Pengaturan hak atas air diwujudkan melalui penetapan hak guna air, yaitu hak untuk memperoleh dan memakai atau mengusahakan air untuk berbagai keperluan. Hak guna air dengan pengertian tersebut bukan merupakan hak pemilikan atas air, tetapi hanya terbatas pada hak untuk memperoleh dan memakai atau mengusahakan sejumlah (kuota) air sesuai dengan alokasi yang ditetapkan oleh pemerintah kepada pengguna air, baik untuk yang wajib memperoleh izin maupun yang tidak wajib izin. Hak guna air untuk memenuhi kebutuhan pokok sehari-hari, pertanian rakyat, dan kegiatan bukan usaha disebut dengan hak guna pakai air, sedangkan hak guna air untuk memenuhi kebutuhan usaha, baik penggunaan air untuk bahan baku produksi, pemanfaatan potensinya, media usaha, maupun penggunaan air untuk bahan pembantu produksi, disebut dengan hak guna usaha

Sumber mata air diwilayah TN Gunung Ciremai berjumlah 156 buah terdiri dari 147 buah mata air yang mengalir terus sepanjang tahun, 4 buah mata air mengalir selama 9 bulan dalam setahun, 3 buah mata air mengalir selama 6 bulan dalam setahun dan 2 buah mata air mengalir selama 3 bulan dalam setahun. Selain itu beberapa sumber air yang dapat digunakan untuk irigasi dan kegiatan pariwisata diantaranya adalah Waduk Darma , Darmaloka, Balong Cibulan, Balong Cigugur, Balong Dalam dan Telaga Remis.

Sampai saat ini terdapat kurang lebih 20 titik sumber mata air yang dimanpaatkan oleh industri dan PDAM seperti PT Indocement, Pertamina, PDAM Kota Cirebon, PDAM Kabupaten Cirebon, PDAM Kabupaten Kuningan dan bebrapa perusahaan Air Minum Dalam Kemasan.

Masalah yang dihadapi dalam manajemen pengelolaan sumber daya air adalah :

1. Tidak transparannya pemerintah kabupaten Kuningan dalam memanajemen pengelolaan sumber daya air khususnya dalam system dan mekanisme konvensasi jasa air, masyarakat tak pernah diberi akses secara terbuka bagaimana substansi MoU yang dibangun, berapa besar income yang didapat APBD dari sektor konvensasi jasa air dan digunakan untuk apa dan dimana saja dana yang didapat tersebut, sehingga masyarakat tidak tahu secara jelas dan tidak dapat merasakan secara langsung manfaat dari eksploitasi sumber daya air di daerahnya.

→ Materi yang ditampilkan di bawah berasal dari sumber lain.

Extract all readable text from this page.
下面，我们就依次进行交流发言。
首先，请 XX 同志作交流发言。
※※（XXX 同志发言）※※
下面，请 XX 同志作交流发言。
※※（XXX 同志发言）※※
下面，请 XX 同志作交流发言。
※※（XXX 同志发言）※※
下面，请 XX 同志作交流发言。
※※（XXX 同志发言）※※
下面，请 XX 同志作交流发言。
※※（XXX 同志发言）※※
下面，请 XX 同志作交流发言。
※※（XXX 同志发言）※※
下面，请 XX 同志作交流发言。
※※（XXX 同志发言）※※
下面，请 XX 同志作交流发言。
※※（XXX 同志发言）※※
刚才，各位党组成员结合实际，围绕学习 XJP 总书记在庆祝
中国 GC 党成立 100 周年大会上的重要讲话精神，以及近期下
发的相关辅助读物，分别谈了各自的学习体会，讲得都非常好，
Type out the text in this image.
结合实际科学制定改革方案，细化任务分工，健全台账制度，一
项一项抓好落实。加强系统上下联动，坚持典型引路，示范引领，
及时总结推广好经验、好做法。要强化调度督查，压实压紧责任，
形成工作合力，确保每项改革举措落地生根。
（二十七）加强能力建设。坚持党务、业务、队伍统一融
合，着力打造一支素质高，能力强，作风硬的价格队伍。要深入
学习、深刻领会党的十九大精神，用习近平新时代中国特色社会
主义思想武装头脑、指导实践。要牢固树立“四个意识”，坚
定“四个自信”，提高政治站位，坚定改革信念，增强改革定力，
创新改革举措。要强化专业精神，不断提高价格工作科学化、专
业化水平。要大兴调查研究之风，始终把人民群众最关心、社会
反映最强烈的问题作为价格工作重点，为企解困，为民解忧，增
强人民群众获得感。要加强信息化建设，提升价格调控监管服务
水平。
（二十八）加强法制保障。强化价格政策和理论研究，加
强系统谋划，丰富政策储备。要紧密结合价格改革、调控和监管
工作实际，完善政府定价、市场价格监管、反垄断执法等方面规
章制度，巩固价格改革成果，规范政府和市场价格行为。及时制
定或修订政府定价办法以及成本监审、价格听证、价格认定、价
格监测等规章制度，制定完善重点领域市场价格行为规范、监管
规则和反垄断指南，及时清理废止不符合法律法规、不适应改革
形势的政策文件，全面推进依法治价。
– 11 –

2. Dana kompensasi pemanfaatan air, masalah utama yang berkaitan dengan dana kompensasi air ini adalah tidak jelasnya standar, indicator, criteria, system dan mekanisme pemungutan dan distribusi pengalokasian dana kompensasi pemanfaatan dari daerah/pihak pengguna air yang berasal dari kawasan Gunung Ciremai. Hal ini menimbulkan konflik vertikal (masyarakat dan pemda) serta konflik horisontal (antar desa dan antar pemda).

3. Lemahnya komitmen pemerintah (atau dengan sengaja melemahkan diri) terhadap eksploitasi sumber daya air. Inisiatif Pemerintah Daerah Kabupaten Kuningan mendekalrasikan diri sebagai kabupaten konservasi yang belum ada tindak lanjut dalam pengimplementasianya sesuai dengan prinsip dan standarserta criteria kabupaten konservasi, pembuatan perda no 13 tahun 2007 tentang konservasi air belum ditindak lanjuti dengan peraturan bupatinya padahal ada 14 point yang harus dibuat perbupnya.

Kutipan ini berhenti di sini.